Tulipalooza | Tulip Mania Of 1634 Is Eerily Reminiscent

Tulipalooza

Financial bubbles and busts happen as a means of keeping the market ‘honest’.  As painful as they can be, these bubble/busts act as sort of a ‘reset switch’ for when things get over-valued.  We all remember the relatively recent Tech and the Housing bubbles and certainly the way in which they ended.  Not good.  Looking back and hindsight being 20/20, the warning signs were all there, but many of us chose to ignore them and stay in the market, either out of naiveté or greed.

Bubbles/Busts went all the way back to the 1600s!

One of the most famous bubbles of all time, The Tulip Bulb Bubble took place in Holland in the years 1634-1638.  Nearly everyone who was anyone was doing their part to raise the price of tulip bulbs back then, in fact tulip bulb speculation was as rampant as publicity agents at a Justin Beiber press conference.   That’s pretty rampant, but I digress.  Just in that 4 year time-frame alone, the price of tulip bulbs multiplied 100 times over.  People were going crazy; mortgaging homes and borrowing against their businesses to buy tulip bulbs.  Tulip bulbs, who could have imagined?  In fact, it was said that during those 4 years, people were trading upwards of one thousand pounds of cheese for a single specimen of the rarest tulip bulb.

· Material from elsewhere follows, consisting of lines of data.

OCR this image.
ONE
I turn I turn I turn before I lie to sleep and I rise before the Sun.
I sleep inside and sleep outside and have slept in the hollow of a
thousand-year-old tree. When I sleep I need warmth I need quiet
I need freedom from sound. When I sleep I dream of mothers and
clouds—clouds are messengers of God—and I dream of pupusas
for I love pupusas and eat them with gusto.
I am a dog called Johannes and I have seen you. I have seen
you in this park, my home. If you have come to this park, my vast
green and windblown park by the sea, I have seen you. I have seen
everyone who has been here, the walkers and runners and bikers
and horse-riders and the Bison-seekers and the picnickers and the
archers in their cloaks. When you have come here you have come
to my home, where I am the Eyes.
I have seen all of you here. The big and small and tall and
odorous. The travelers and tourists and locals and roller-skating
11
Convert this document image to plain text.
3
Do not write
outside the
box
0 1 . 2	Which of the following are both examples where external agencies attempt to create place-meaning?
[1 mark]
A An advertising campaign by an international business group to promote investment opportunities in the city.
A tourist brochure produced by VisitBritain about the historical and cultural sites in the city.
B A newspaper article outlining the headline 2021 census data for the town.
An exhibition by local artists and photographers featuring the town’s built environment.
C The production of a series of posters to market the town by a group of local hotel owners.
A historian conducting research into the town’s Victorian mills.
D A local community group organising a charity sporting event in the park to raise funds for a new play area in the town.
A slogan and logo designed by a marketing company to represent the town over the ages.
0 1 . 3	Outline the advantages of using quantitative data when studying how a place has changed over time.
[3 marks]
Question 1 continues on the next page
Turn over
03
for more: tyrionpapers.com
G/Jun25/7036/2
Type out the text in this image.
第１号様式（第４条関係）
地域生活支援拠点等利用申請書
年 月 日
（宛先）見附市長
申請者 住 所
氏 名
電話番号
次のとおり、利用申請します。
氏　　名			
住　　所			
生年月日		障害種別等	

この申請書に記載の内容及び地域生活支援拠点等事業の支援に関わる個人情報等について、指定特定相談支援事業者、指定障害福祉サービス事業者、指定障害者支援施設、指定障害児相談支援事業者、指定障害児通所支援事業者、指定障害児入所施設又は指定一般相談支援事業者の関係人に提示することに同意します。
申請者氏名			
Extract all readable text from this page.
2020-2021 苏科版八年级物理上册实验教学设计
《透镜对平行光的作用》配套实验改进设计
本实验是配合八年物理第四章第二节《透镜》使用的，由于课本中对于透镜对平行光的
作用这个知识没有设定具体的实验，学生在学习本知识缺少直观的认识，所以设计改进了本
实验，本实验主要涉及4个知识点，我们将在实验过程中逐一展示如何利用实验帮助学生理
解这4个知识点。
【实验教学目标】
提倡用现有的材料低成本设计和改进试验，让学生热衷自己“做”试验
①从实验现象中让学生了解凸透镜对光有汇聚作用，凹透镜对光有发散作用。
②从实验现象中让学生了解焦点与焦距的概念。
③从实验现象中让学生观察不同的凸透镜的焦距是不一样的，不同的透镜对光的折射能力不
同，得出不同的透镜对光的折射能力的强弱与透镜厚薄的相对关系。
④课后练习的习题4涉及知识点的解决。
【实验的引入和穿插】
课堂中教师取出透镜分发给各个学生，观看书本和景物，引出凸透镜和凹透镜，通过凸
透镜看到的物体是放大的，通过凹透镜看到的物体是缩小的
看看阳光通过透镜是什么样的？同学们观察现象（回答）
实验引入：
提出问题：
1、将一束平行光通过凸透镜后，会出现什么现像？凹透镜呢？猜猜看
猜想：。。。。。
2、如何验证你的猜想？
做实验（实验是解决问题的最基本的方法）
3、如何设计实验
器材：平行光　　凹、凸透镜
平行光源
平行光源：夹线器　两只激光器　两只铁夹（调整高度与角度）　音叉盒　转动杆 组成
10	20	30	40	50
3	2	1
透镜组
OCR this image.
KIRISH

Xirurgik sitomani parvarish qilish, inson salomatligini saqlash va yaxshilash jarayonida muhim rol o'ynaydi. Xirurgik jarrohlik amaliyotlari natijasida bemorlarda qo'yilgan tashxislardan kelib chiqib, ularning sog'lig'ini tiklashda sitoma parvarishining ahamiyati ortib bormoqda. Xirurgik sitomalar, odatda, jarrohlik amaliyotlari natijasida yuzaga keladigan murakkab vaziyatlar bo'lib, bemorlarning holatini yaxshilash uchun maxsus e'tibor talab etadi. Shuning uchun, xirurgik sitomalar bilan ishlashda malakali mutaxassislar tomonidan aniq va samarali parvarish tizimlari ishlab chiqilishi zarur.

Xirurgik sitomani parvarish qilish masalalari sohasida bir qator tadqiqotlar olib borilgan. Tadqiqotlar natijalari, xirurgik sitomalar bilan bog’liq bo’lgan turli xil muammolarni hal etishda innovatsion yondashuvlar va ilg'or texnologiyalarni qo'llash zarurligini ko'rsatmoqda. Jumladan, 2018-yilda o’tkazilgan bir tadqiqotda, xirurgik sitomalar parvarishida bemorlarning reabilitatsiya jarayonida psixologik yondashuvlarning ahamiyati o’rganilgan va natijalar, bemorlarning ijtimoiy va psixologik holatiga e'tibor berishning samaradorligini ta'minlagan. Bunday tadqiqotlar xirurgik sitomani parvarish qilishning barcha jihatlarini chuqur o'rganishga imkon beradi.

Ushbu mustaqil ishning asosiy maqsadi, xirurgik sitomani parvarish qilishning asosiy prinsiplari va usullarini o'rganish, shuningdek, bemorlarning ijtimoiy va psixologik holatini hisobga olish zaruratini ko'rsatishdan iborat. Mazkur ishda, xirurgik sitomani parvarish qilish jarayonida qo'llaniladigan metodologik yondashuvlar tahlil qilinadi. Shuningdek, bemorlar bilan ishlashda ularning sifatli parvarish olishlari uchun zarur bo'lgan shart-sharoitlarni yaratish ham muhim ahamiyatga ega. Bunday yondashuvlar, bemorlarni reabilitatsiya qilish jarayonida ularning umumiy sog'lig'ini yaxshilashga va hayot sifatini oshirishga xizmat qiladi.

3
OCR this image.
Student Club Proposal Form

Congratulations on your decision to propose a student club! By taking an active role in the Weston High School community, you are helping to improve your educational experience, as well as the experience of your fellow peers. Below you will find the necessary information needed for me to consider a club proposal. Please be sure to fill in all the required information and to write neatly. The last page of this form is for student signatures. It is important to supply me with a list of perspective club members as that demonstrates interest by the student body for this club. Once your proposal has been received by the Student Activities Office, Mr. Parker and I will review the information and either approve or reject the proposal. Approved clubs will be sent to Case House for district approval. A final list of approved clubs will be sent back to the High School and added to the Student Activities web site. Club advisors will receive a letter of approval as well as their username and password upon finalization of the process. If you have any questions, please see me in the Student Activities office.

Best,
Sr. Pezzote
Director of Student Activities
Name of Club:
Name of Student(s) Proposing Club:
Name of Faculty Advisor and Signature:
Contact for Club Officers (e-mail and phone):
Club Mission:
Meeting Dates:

By 1638 however, people started to see the warning signs and began to question why the value increased with such reckless abandon.  They began to lose faith in the value of the bulbs, and by the end of 1638, the bottom dropped out.  In an attempt to stop the bleeding the Government of Holland set price controls which said that all tulip contracts could be fulfilled by paying a mere 3.5% of the originally agreed purchase price.

How Tulipalooza started:

The frenzy started around the year 1624, when an Amsterdam man who owned the only dozen tulip bulb specimens, was offered 3,000 guilders for one bulb, which is about $1680 in todays exchange.   It is said that this sum, back in the 1620s was equal the annual income of a wealthy merchant.  To the citizens of Amsterdam however, the tulip was the cue de gras and the most coveted asset in all of Holland.

Enter the term ‘Florist’

Around 1630, however, a new type of tulip financier (the florist) appeared and regarded themselves as professional tulip traders.  These florists sought out flower lovers and speculators alike, and could be found conducting their business in hundreds of Dutch taverns. Tulip mania reached its peak during the winter of 1636-37, when some bulbs were changing hands up to ten times in a day.  Word traveled quickly and the stories of overnight wealth encouraged people to drop a promising career in medicine, farming, or teaching to become a tulip speculator.  As a result, the supply of tulip buyers grew, but the supply of bulbs did not.  There was no way to keep up with demand.  The market had to correct, and so it did, leaving many ‘would be speculators’ holding the proverbial empty bag.

What Tulip Bulbs and the Dollar have in common

This is a great illustration of how speculation can cause a bust with nearly anything of value.  This is also a sobering example of how the word  ‘tulips’ could be easily changed for the word ‘Dollar’.   Both are highly speculative because they are not backed by anything of intrinsic value.  Our dollar used to be backed by gold until President Nixon changed that in 1971.   The Federal Reserve’s actions over the last 40 years with money printing, coupled with the move away from the gold standard has likely created an inflationary environment to where our dollar will never recover.  Our money supply, compliments of Quantitative Easing (QE), has drastically expanded in the last 10 years.  There are more dollars chasing a smaller inventory of goods and services.. see here, GDP growth has been anemic for the last 6 years.  So what?  Well the issue we have is, each dollar will have less tulips available for purchase, (to borrow from our tulip scenario) so therefore, the price of goods and services has to increase.  Less goods and services+same or greater demand+diluted money supply=increased inflation.  When less goods and services are available, their cost rises.

So, in an effort to thwart inflation we need to elect politicians who believe in preserving the value of our dollars and who recognize the Fed is doing a huge disservice to the value of our dollars. ( By the way, the Federal Reserve’s members are appointed, not democratically elected by the people, and the entity as a whole, is unaudited).

What are your thoughts on the Feds actions with respect to Quantitative easing?